Galvo Mirror Laser Scanning Scheme: Design and Application

The main advantages of galvanometric laser scanning are high speed and high precision, widely used in fields such as laser processing, life sciences, and medical diagnosis. Position sensors are integrated into motor design to provide predictable linear time-invariant (LTI) systems with closed-loop servo control. The mechanical angle can reach ±20 degrees, and the scan rate varies from several Hz to several kHz; low inertia systems with smaller reflection mirrors commonly have faster speeds than heavier systems. Galvoes can be used single-axis, or they can be combined into multi-axis configurations, or complemented by techniques such as resonance or polygonal scanners to achieve more complex scan shapes.

The infrastructure of galvo control can be analog, digital, or hybrid. Axis angle sensors are built into the galvo structure, reducing motion mass and improving system performance, so high-performance position detectors are essential. Modern galvoes use dynamic magnetic design to provide a high torque ratio. For small systems, a small motor is usually used to drive relatively large loads. If the load approaches or exceeds the rotor inertia, harmful mechanical resonance may occur, which can be suppressed by notch filters. The factory settings of amplifiers for notch, PID, and others provide stable and reliable performance for users.

Design and application of single-axis and dual-axis galvoes

Single-axis galvo kits generally include galvo reflection mirrors, servo amplifiers, and connecting cables. Coating options for the reflection mirror include broadband coating for infrared and visible light and dielectric coating for specific single or multiple wavelengths. A complete galvo application also requires the purchase of various accessories, servo coolers, galvo mounting fixtures, signal sources, and light sources. Dual-axis galvoes are the core building block for processing and three-axis systems. A matched and tuned XY dual-axis galvo is critical for building a high-performance scanning system, and the two reflection mirrors must ensure precise alignment of the optical path.

In addition, the dual-axis galvo scan head is compatible with various lasers and provides the best spot size, working distance, and field of view through selected lenses, improving laser processing speed.
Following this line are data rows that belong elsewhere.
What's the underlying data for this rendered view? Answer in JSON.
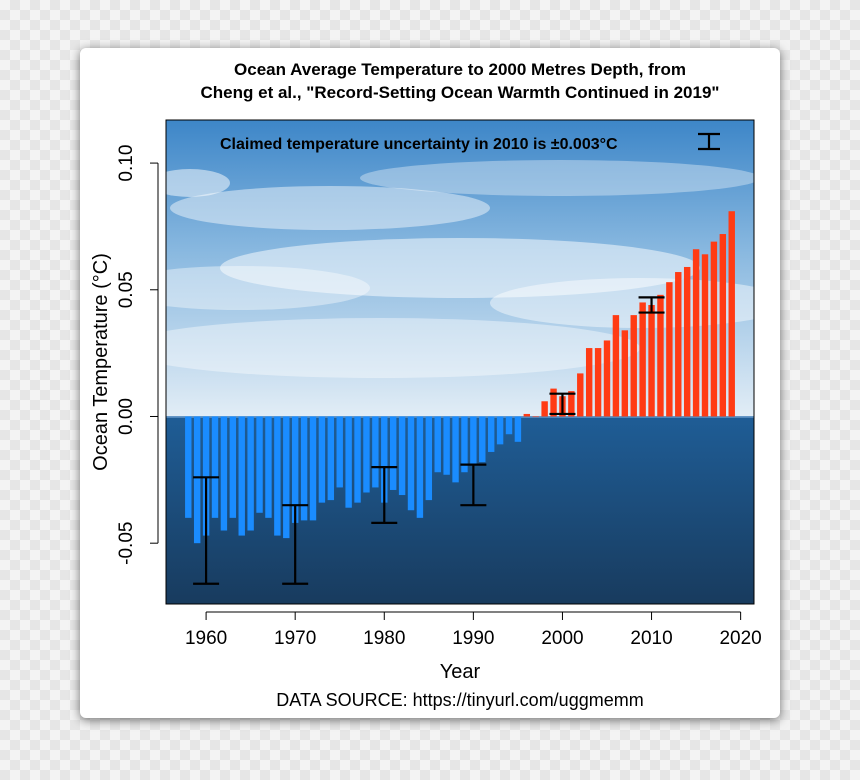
{
  "chart_data": {
    "type": "bar",
    "title_line1": "Ocean Average Temperature to 2000 Metres Depth, from",
    "title_line2": "Cheng et al., \"Record-Setting Ocean Warmth Continued in 2019\"",
    "xlabel": "Year",
    "ylabel": "Ocean Temperature (°C)",
    "source": "DATA SOURCE: https://tinyurl.com/uggmemm",
    "annotation": "Claimed temperature uncertainty in 2010 is ±0.003°C",
    "xlim": [
      1955.5,
      2021.5
    ],
    "ylim": [
      -0.074,
      0.117
    ],
    "x_ticks": [
      1960,
      1970,
      1980,
      1990,
      2000,
      2010,
      2020
    ],
    "y_ticks": [
      -0.05,
      0.0,
      0.05,
      0.1
    ],
    "y_tick_labels": [
      "-0.05",
      "0.00",
      "0.05",
      "0.10"
    ],
    "colors": {
      "negative": "#1a8cff",
      "positive": "#ff3b14",
      "error_bar": "#000000"
    },
    "x": [
      1958,
      1959,
      1960,
      1961,
      1962,
      1963,
      1964,
      1965,
      1966,
      1967,
      1968,
      1969,
      1970,
      1971,
      1972,
      1973,
      1974,
      1975,
      1976,
      1977,
      1978,
      1979,
      1980,
      1981,
      1982,
      1983,
      1984,
      1985,
      1986,
      1987,
      1988,
      1989,
      1990,
      1991,
      1992,
      1993,
      1994,
      1995,
      1996,
      1997,
      1998,
      1999,
      2000,
      2001,
      2002,
      2003,
      2004,
      2005,
      2006,
      2007,
      2008,
      2009,
      2010,
      2011,
      2012,
      2013,
      2014,
      2015,
      2016,
      2017,
      2018,
      2019
    ],
    "values": [
      -0.04,
      -0.05,
      -0.047,
      -0.04,
      -0.045,
      -0.04,
      -0.047,
      -0.045,
      -0.038,
      -0.04,
      -0.047,
      -0.048,
      -0.042,
      -0.041,
      -0.041,
      -0.034,
      -0.033,
      -0.028,
      -0.036,
      -0.034,
      -0.03,
      -0.028,
      -0.034,
      -0.029,
      -0.031,
      -0.037,
      -0.04,
      -0.033,
      -0.022,
      -0.023,
      -0.026,
      -0.022,
      -0.019,
      -0.018,
      -0.014,
      -0.011,
      -0.007,
      -0.01,
      0.001,
      0.0,
      0.006,
      0.011,
      0.008,
      0.01,
      0.017,
      0.027,
      0.027,
      0.03,
      0.04,
      0.034,
      0.04,
      0.045,
      0.044,
      0.048,
      0.053,
      0.057,
      0.059,
      0.066,
      0.064,
      0.069,
      0.072,
      0.081
    ],
    "error_bars": [
      {
        "x": 1960,
        "low": -0.066,
        "high": -0.024
      },
      {
        "x": 1970,
        "low": -0.066,
        "high": -0.035
      },
      {
        "x": 1980,
        "low": -0.042,
        "high": -0.02
      },
      {
        "x": 1990,
        "low": -0.035,
        "high": -0.019
      },
      {
        "x": 2000,
        "low": 0.001,
        "high": 0.009
      },
      {
        "x": 2010,
        "low": 0.041,
        "high": 0.047
      }
    ],
    "grid": false
  }
}
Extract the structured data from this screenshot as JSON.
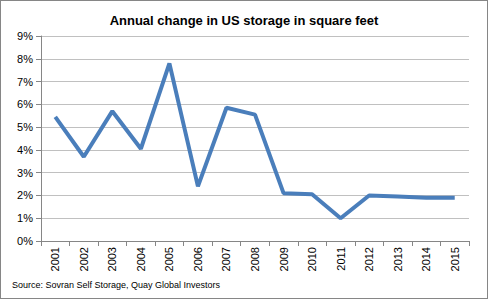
{
  "chart_data": {
    "type": "line",
    "title": "Annual change in US storage in square feet",
    "source": "Source: Sovran Self Storage, Quay Global Investors",
    "categories": [
      "2001",
      "2002",
      "2003",
      "2004",
      "2005",
      "2006",
      "2007",
      "2008",
      "2009",
      "2010",
      "2011",
      "2012",
      "2013",
      "2014",
      "2015"
    ],
    "values": [
      5.45,
      3.7,
      5.7,
      4.05,
      7.8,
      2.4,
      5.85,
      5.55,
      2.1,
      2.05,
      1.0,
      2.0,
      1.95,
      1.9,
      1.9
    ],
    "color": "#4a7ebb",
    "ylim": [
      0,
      9
    ],
    "yticks": [
      {
        "value": 0,
        "label": "0%"
      },
      {
        "value": 1,
        "label": "1%"
      },
      {
        "value": 2,
        "label": "2%"
      },
      {
        "value": 3,
        "label": "3%"
      },
      {
        "value": 4,
        "label": "4%"
      },
      {
        "value": 5,
        "label": "5%"
      },
      {
        "value": 6,
        "label": "6%"
      },
      {
        "value": 7,
        "label": "7%"
      },
      {
        "value": 8,
        "label": "8%"
      },
      {
        "value": 9,
        "label": "9%"
      }
    ],
    "grid": true
  }
}
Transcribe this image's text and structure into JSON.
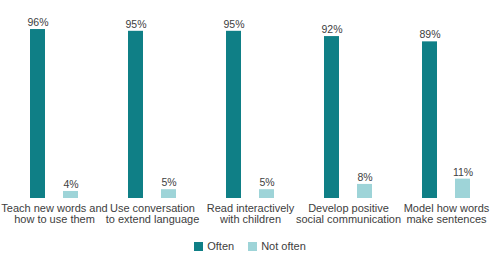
{
  "chart_data": {
    "type": "bar",
    "categories": [
      "Teach new words and how to use them",
      "Use conversation to extend language",
      "Read interactively with children",
      "Develop positive social communication",
      "Model how words make sentences"
    ],
    "series": [
      {
        "name": "Often",
        "color": "#0f7f86",
        "values": [
          96,
          95,
          95,
          92,
          89
        ],
        "value_labels": [
          "96%",
          "95%",
          "95%",
          "92%",
          "89%"
        ]
      },
      {
        "name": "Not often",
        "color": "#9ed4d8",
        "values": [
          4,
          5,
          5,
          8,
          11
        ],
        "value_labels": [
          "4%",
          "5%",
          "5%",
          "8%",
          "11%"
        ]
      }
    ],
    "ylim": [
      0,
      100
    ],
    "data_labels": true,
    "tick_labels": "x",
    "legend": "bottom"
  }
}
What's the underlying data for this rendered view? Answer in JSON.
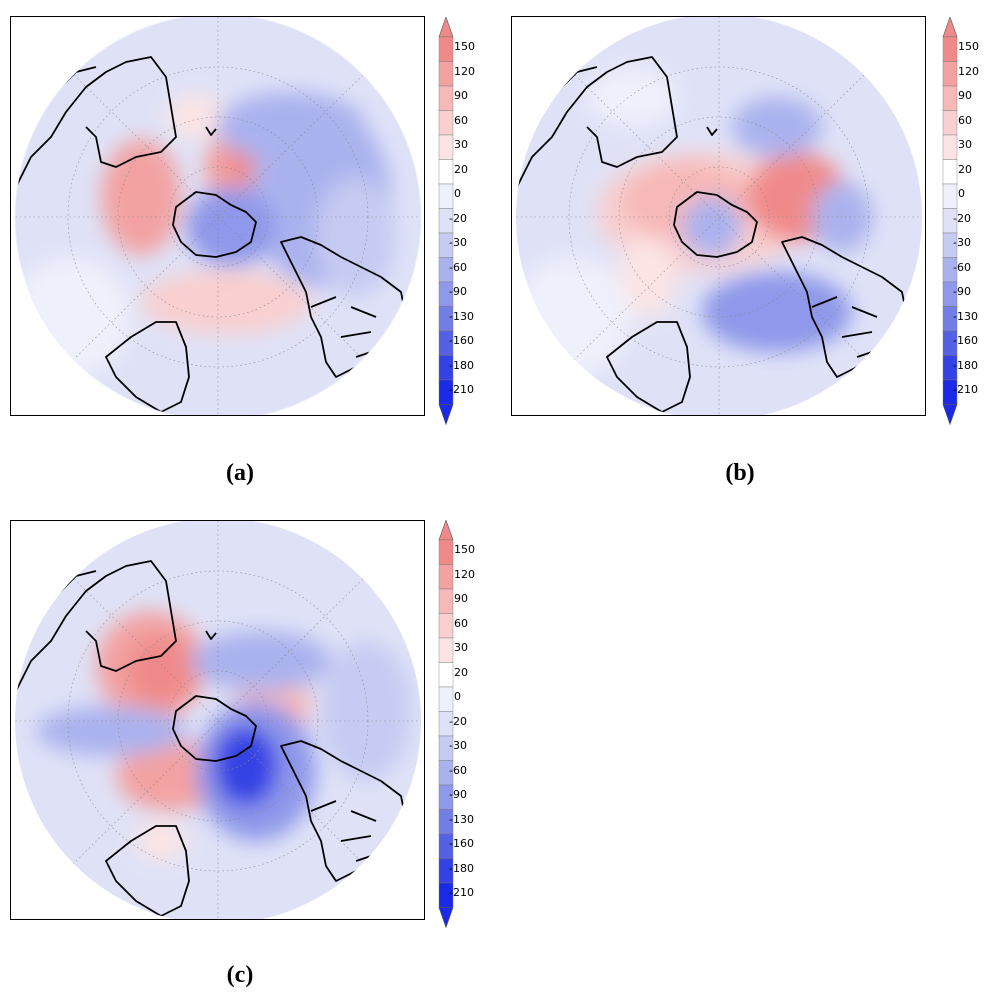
{
  "colorbar": {
    "levels": [
      "150",
      "120",
      "90",
      "60",
      "30",
      "20",
      "0",
      "-20",
      "-30",
      "-60",
      "-90",
      "-130",
      "-160",
      "-180",
      "-210"
    ],
    "colors": {
      "top_arrow": "#f08a8a",
      "reds": [
        "#f08a8a",
        "#f3a2a2",
        "#f6b8b8",
        "#f9cfcf",
        "#fce4e4"
      ],
      "neutral": [
        "#ffffff",
        "#eef0fb"
      ],
      "blues": [
        "#dfe2f7",
        "#c6cbf2",
        "#aab2ee",
        "#8f98ea",
        "#727de6",
        "#5561e4",
        "#3442e4",
        "#1a2ae6"
      ],
      "bottom_arrow": "#1a2ae6"
    }
  },
  "panels": [
    {
      "caption": "(a)"
    },
    {
      "caption": "(b)"
    },
    {
      "caption": "(c)"
    }
  ]
}
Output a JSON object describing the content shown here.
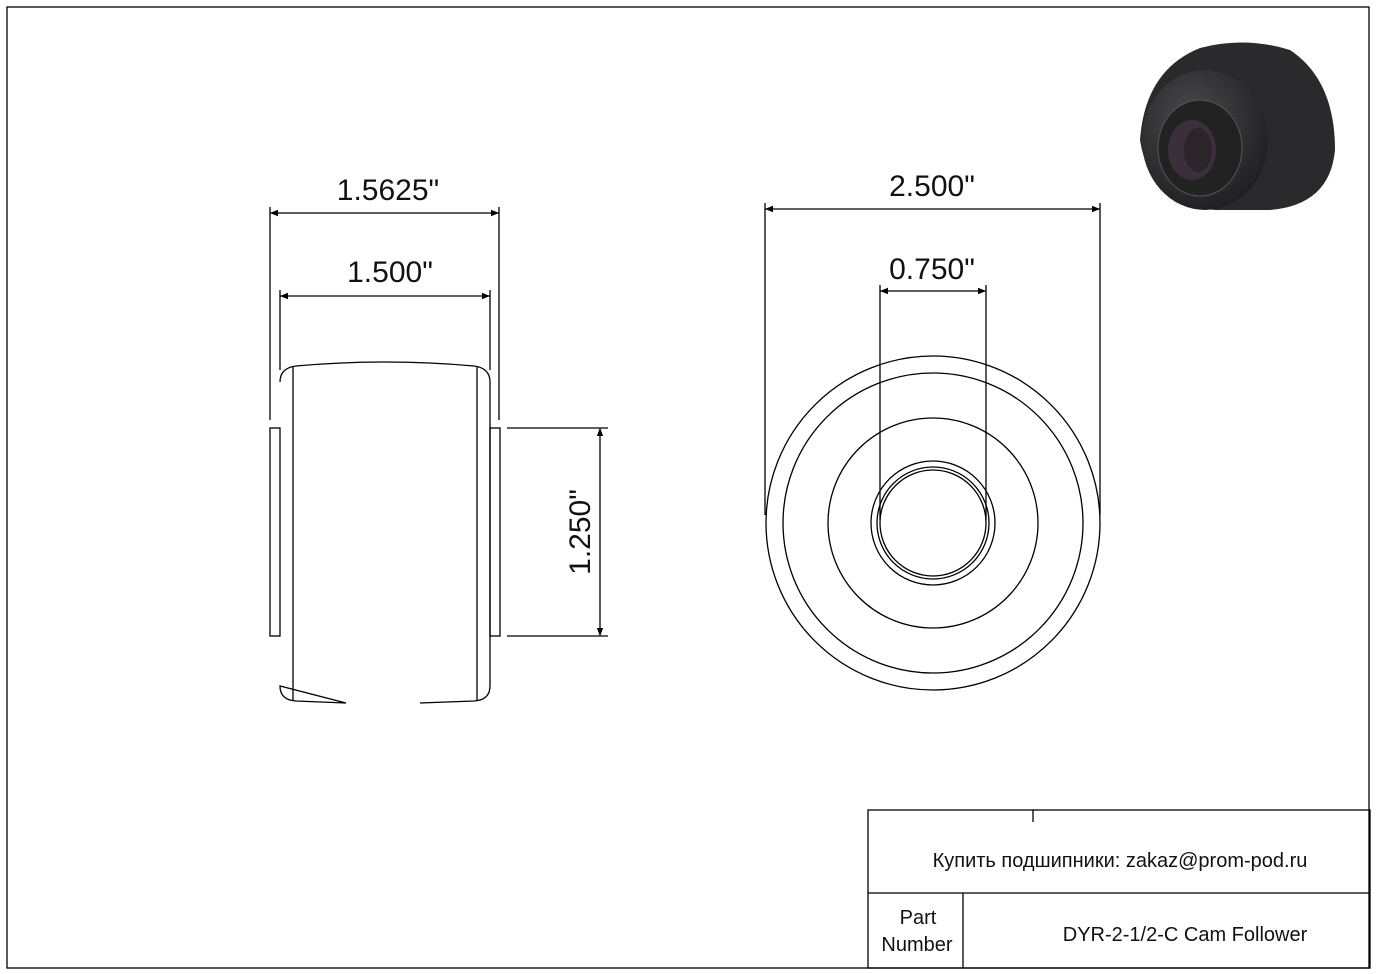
{
  "drawing": {
    "dimensions": {
      "overall_width": "1.5625\"",
      "roller_width": "1.500\"",
      "inner_height": "1.250\"",
      "outer_diameter": "2.500\"",
      "bore_diameter": "0.750\""
    },
    "render_colors": {
      "body": "#2a2a2c",
      "highlight": "#4a4a4e",
      "bore": "#3a2f3a"
    }
  },
  "title_block": {
    "buy_text": "Купить подшипники: zakaz@prom-pod.ru",
    "part_label_line1": "Part",
    "part_label_line2": "Number",
    "part_number": "DYR-2-1/2-C Cam Follower"
  }
}
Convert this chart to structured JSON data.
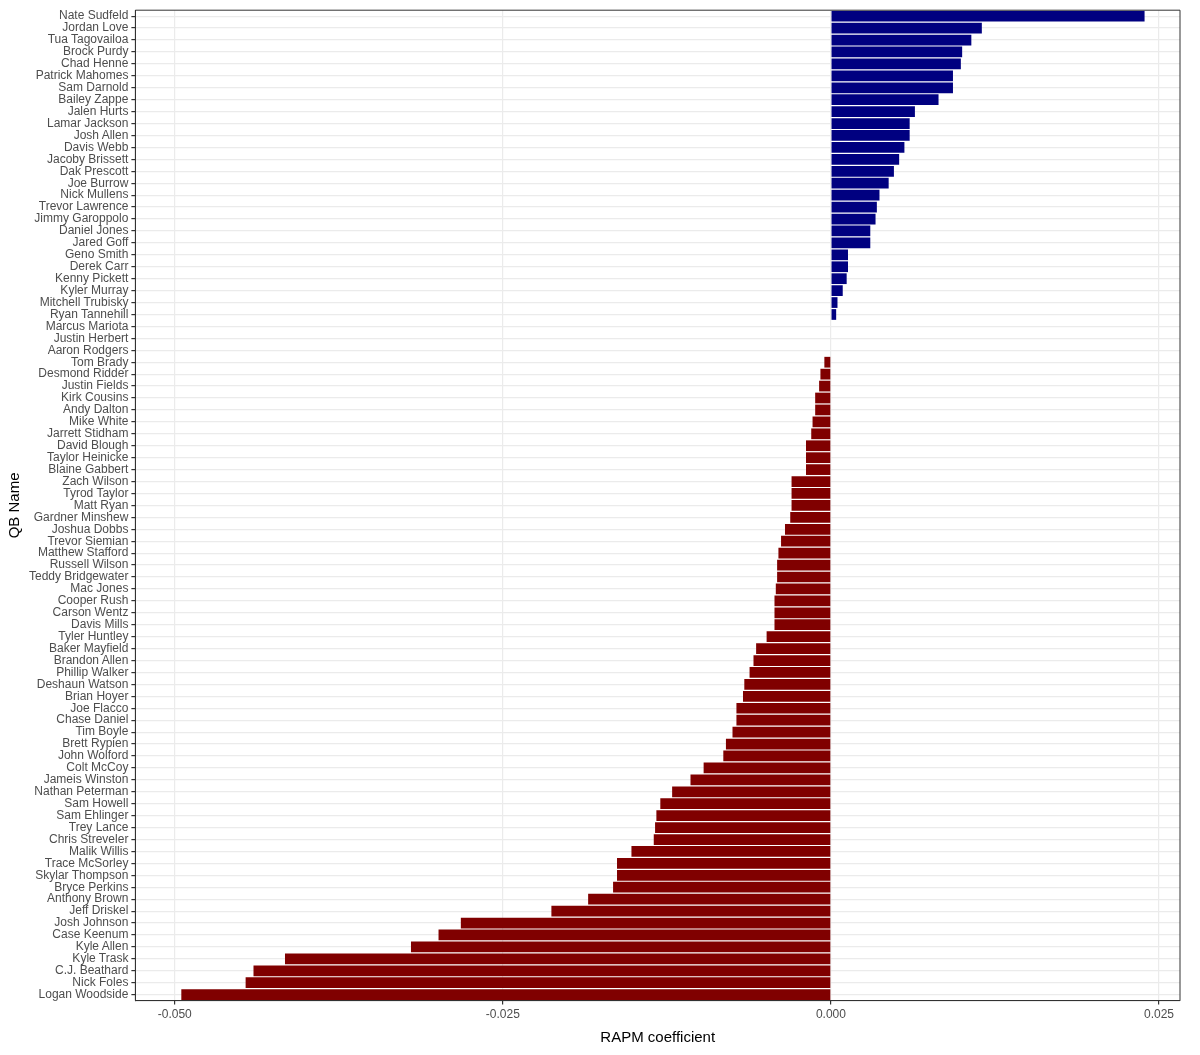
{
  "chart_data": {
    "type": "bar",
    "orientation": "horizontal",
    "xlabel": "RAPM coefficient",
    "ylabel": "QB Name",
    "categories": [
      "Nate Sudfeld",
      "Jordan Love",
      "Tua Tagovailoa",
      "Brock Purdy",
      "Chad Henne",
      "Patrick Mahomes",
      "Sam Darnold",
      "Bailey Zappe",
      "Jalen Hurts",
      "Lamar Jackson",
      "Josh Allen",
      "Davis Webb",
      "Jacoby Brissett",
      "Dak Prescott",
      "Joe Burrow",
      "Nick Mullens",
      "Trevor Lawrence",
      "Jimmy Garoppolo",
      "Daniel Jones",
      "Jared Goff",
      "Geno Smith",
      "Derek Carr",
      "Kenny Pickett",
      "Kyler Murray",
      "Mitchell Trubisky",
      "Ryan Tannehill",
      "Marcus Mariota",
      "Justin Herbert",
      "Aaron Rodgers",
      "Tom Brady",
      "Desmond Ridder",
      "Justin Fields",
      "Kirk Cousins",
      "Andy Dalton",
      "Mike White",
      "Jarrett Stidham",
      "David Blough",
      "Taylor Heinicke",
      "Blaine Gabbert",
      "Zach Wilson",
      "Tyrod Taylor",
      "Matt Ryan",
      "Gardner Minshew",
      "Joshua Dobbs",
      "Trevor Siemian",
      "Matthew Stafford",
      "Russell Wilson",
      "Teddy Bridgewater",
      "Mac Jones",
      "Cooper Rush",
      "Carson Wentz",
      "Davis Mills",
      "Tyler Huntley",
      "Baker Mayfield",
      "Brandon Allen",
      "Phillip Walker",
      "Deshaun Watson",
      "Brian Hoyer",
      "Joe Flacco",
      "Chase Daniel",
      "Tim Boyle",
      "Brett Rypien",
      "John Wolford",
      "Colt McCoy",
      "Jameis Winston",
      "Nathan Peterman",
      "Sam Howell",
      "Sam Ehlinger",
      "Trey Lance",
      "Chris Streveler",
      "Malik Willis",
      "Trace McSorley",
      "Skylar Thompson",
      "Bryce Perkins",
      "Anthony Brown",
      "Jeff Driskel",
      "Josh Johnson",
      "Case Keenum",
      "Kyle Allen",
      "Kyle Trask",
      "C.J. Beathard",
      "Nick Foles",
      "Logan Woodside"
    ],
    "values": [
      0.0239,
      0.0115,
      0.0107,
      0.01,
      0.0099,
      0.0093,
      0.0093,
      0.0082,
      0.0064,
      0.006,
      0.006,
      0.0056,
      0.0052,
      0.0048,
      0.0044,
      0.0037,
      0.0035,
      0.0034,
      0.003,
      0.003,
      0.0013,
      0.0013,
      0.0012,
      0.0009,
      0.0005,
      0.0004,
      0,
      0,
      0,
      -0.0005,
      -0.0008,
      -0.0009,
      -0.0012,
      -0.0012,
      -0.0014,
      -0.0015,
      -0.0019,
      -0.0019,
      -0.0019,
      -0.003,
      -0.003,
      -0.003,
      -0.0031,
      -0.0035,
      -0.0038,
      -0.004,
      -0.0041,
      -0.0041,
      -0.0042,
      -0.0043,
      -0.0043,
      -0.0043,
      -0.0049,
      -0.0057,
      -0.0059,
      -0.0062,
      -0.0066,
      -0.0067,
      -0.0072,
      -0.0072,
      -0.0075,
      -0.008,
      -0.0082,
      -0.0097,
      -0.0107,
      -0.0121,
      -0.013,
      -0.0133,
      -0.0134,
      -0.0135,
      -0.0152,
      -0.0163,
      -0.0163,
      -0.0166,
      -0.0185,
      -0.0213,
      -0.0282,
      -0.0299,
      -0.032,
      -0.0416,
      -0.044,
      -0.0446,
      -0.0495
    ],
    "colors": [
      "#000080",
      "#000080",
      "#000080",
      "#000080",
      "#000080",
      "#000080",
      "#000080",
      "#000080",
      "#000080",
      "#000080",
      "#000080",
      "#000080",
      "#000080",
      "#000080",
      "#000080",
      "#000080",
      "#000080",
      "#000080",
      "#000080",
      "#000080",
      "#000080",
      "#000080",
      "#000080",
      "#000080",
      "#000080",
      "#000080",
      "#800000",
      "#800000",
      "#800000",
      "#800000",
      "#800000",
      "#800000",
      "#800000",
      "#800000",
      "#800000",
      "#800000",
      "#800000",
      "#800000",
      "#800000",
      "#800000",
      "#800000",
      "#800000",
      "#800000",
      "#800000",
      "#800000",
      "#800000",
      "#800000",
      "#800000",
      "#800000",
      "#800000",
      "#800000",
      "#800000",
      "#800000",
      "#800000",
      "#800000",
      "#800000",
      "#800000",
      "#800000",
      "#800000",
      "#800000",
      "#800000",
      "#800000",
      "#800000",
      "#800000",
      "#800000",
      "#800000",
      "#800000",
      "#800000",
      "#800000",
      "#800000",
      "#800000",
      "#800000",
      "#800000",
      "#800000",
      "#800000",
      "#800000",
      "#800000",
      "#800000",
      "#800000",
      "#800000",
      "#800000",
      "#800000",
      "#800000"
    ],
    "xlim": [
      -0.053,
      0.0266
    ],
    "xticks": [
      {
        "value": -0.05,
        "label": "-0.050"
      },
      {
        "value": -0.025,
        "label": "-0.025"
      },
      {
        "value": 0,
        "label": "0.000"
      },
      {
        "value": 0.025,
        "label": "0.025"
      }
    ],
    "grid": true,
    "legend": false
  }
}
The following are the XG and DCB series scan heads, which have a wide range of applications when combined with appropriate lasers and lenses: marking; cutting solar cell membranes; surface treatment and deep engraving; semiconductor material cutting, scribing, and trimming; low-power welding and sintering.

Design and application of three-axis scan head

The three-axis scan head includes a standard XY dual-axis scan head and a Z-axis electric focus without the need for an fθ lens. The flexible three-axis scan head is very suitable for three-dimensional non-flat surface marking, with a field of view up to one square meter, so only a single-pass scan can handle the entire solar cell panel, and the focused spot diameter can be as low as 22 µm, and the heat can be controlled by intentional defocusing.

The three-axis scan head uses a post-objective scan configuration, where the moving reflection mirror is located behind the objective lens. The laser enters from the right, passes through the beam expander and objective lens in turn, and is then focused onto the work surface by the scanning reflection mirror. The curved surface is the focusing result of the beam expander being stationary (the same is true for scanning with an fθ lens), and in order to provide a flat field of view, only need to move the beam expander, and the controller calculates the correction amount for any XY position and adjusts the Z-axis focus accordingly.